Bei der Energiewende allein auf Fotovoltaik- und Windkraftanlagen zu bauen, das halten auch die Stadtwerke Gießen (SWG) für den falschen Weg. „Wir benötigen nicht nur Strom aus Wind und Sonne, sondern auch Erzeugungsarten, die grundlastfähig sind und sich zudem durch eine positive Umweltbilanz auszeichnen“, betont SWG-Vorstand Reinhard Paul.
Regionale Ressourcen nutzen
Auf den Ausbau der KWK in Gießen und Mittelhessen setzen die SWG bereits seit einigen Jahrzehnten. Eine zunehmend wichtigere Rolle in diesem Zusammenhang soll künftig die regionale Biogasproduktion spielen. „Statt ausschließlich Brennstoff aus dem Nahen Osten oder Russland zu verwenden, wollen wir vorhandene Ressourcen in der Region nutzen, um Strom und Wärme vor der eigenen Haustür zu produzieren“, erklärt Reinhard Paul. Die Biogasanlage der SWG in Großen-Buseck belegt seit 2011, dass dieses Modell erfolgreich funktioniert. Nun kommt ein zweiter Standort hinzu: Heuchelheim. Mitte Mai starteten die Bauarbeiten, Ende November ging die neue Biogasanlage auf dem Gelände der Landwirte Hans und Thorsten Klug in Probebetrieb.

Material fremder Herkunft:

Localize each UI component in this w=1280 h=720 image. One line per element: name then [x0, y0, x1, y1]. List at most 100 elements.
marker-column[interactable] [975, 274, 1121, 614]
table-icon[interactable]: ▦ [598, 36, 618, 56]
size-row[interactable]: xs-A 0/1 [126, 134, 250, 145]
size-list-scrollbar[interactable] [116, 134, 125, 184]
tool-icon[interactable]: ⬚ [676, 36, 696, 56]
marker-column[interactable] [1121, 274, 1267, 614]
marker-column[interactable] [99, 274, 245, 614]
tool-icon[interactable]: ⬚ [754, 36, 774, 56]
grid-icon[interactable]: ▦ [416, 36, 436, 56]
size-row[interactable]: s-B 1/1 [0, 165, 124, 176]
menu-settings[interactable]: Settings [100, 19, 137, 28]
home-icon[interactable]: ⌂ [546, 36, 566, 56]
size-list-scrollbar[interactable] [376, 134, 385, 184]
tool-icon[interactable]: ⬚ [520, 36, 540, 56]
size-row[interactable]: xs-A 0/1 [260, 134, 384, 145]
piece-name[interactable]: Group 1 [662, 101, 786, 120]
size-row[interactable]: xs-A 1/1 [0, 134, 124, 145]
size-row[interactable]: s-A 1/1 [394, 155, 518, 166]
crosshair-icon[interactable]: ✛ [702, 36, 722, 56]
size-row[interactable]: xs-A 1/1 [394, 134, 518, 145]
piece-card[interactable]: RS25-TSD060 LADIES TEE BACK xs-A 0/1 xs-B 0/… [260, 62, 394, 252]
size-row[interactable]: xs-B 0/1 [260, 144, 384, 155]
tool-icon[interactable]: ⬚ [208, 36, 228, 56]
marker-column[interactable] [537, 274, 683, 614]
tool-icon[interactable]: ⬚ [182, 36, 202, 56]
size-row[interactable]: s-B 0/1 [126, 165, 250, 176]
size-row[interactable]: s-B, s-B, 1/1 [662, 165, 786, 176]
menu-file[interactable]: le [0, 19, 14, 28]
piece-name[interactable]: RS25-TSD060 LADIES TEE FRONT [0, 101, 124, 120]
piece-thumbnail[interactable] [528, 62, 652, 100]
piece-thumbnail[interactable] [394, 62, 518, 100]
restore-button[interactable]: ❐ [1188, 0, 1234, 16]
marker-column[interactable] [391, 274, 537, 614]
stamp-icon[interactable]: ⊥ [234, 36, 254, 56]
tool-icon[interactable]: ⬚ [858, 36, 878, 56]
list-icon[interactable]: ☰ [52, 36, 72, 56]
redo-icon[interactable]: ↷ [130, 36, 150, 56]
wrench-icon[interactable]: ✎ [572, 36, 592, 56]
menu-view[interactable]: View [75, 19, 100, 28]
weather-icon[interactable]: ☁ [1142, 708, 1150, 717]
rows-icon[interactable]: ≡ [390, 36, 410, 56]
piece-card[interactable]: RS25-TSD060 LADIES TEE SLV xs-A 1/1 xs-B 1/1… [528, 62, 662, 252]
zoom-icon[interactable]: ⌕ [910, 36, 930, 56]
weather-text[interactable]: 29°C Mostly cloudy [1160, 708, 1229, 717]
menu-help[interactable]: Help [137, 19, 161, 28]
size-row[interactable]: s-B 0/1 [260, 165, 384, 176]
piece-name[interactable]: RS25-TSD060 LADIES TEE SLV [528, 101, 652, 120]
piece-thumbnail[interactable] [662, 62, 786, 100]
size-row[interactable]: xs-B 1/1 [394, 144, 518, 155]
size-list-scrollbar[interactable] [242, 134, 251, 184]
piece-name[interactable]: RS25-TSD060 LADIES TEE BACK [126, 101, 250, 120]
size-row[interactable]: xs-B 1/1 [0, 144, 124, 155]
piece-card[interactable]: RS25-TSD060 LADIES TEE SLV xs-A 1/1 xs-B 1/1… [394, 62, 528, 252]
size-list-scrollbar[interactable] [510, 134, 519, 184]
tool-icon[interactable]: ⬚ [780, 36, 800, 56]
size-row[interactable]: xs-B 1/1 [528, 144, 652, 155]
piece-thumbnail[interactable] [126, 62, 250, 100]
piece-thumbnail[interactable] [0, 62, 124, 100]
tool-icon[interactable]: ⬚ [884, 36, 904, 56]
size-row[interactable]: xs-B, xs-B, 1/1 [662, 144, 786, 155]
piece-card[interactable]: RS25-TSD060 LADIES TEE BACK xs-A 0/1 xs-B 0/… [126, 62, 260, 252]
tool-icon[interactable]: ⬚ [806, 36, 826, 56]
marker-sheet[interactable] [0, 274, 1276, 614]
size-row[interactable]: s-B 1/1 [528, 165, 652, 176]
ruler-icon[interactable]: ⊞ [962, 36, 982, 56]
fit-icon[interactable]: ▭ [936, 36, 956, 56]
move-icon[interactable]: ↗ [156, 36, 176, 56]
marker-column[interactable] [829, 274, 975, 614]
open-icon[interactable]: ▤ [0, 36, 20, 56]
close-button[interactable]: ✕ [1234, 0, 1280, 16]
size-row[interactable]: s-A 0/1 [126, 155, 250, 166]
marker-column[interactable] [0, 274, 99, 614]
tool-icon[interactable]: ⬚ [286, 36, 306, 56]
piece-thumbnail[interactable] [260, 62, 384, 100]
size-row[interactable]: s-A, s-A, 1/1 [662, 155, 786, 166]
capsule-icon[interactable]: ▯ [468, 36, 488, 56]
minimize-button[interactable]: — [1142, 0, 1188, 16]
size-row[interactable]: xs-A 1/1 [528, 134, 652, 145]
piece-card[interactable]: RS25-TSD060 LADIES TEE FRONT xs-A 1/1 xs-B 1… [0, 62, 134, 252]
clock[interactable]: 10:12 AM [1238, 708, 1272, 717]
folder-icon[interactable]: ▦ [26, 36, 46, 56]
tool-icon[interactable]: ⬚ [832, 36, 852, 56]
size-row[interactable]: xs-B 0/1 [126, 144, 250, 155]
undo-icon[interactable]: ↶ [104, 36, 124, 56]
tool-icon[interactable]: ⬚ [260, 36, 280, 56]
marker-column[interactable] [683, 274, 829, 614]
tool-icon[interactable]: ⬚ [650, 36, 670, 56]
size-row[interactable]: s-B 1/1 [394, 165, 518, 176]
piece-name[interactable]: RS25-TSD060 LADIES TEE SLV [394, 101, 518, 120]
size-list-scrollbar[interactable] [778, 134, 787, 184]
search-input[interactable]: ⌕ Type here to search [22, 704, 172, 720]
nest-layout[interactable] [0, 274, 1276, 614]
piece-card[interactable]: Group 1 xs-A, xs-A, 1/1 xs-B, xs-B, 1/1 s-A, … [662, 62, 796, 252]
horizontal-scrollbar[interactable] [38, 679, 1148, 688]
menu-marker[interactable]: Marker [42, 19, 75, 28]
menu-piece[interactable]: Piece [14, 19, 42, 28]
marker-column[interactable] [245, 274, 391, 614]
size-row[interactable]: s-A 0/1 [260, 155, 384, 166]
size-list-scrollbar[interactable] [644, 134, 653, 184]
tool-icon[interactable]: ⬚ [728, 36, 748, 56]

2 Millionen Kilowattstunden Strom pro Jahr
Die moderne, hocheffiziente Anlage zählt zu den wichtigen Bausteinen der Energiewende in der Region und trägt dazu bei, klimaschädliches CO2 einzusparen. Kurze Anfahrts- und Lieferwege sowie ein optimaler Mix der Biomasse mit hohem Gülleanteil für den Standort Heuchelheim spielten bei der Planung eine tragende Rolle. Das Besondere: Die Anlage wurde so konzipiert, dass sie mit der vor Ort vorhandenen Biomasse effizient arbeitet. Die Gülle gelangt auf direktem Weg aus dem Stall in den Fermenter der Biogasanlage. Zudem liefern die Bauern auch Futtermittelreste und Festmist als Biomasse. Die kurzen Wege sorgen dafür, dass die Anwohner keine Geruchsbelästigung befürchten müssen. Und für die Bauern hat es den großen Vorteil, dass sie die nährstoffreichen Gärreste als Dünger auf ihre Felder ausbringen können – und damit auf einen Großteil Kunstdünger verzichten können.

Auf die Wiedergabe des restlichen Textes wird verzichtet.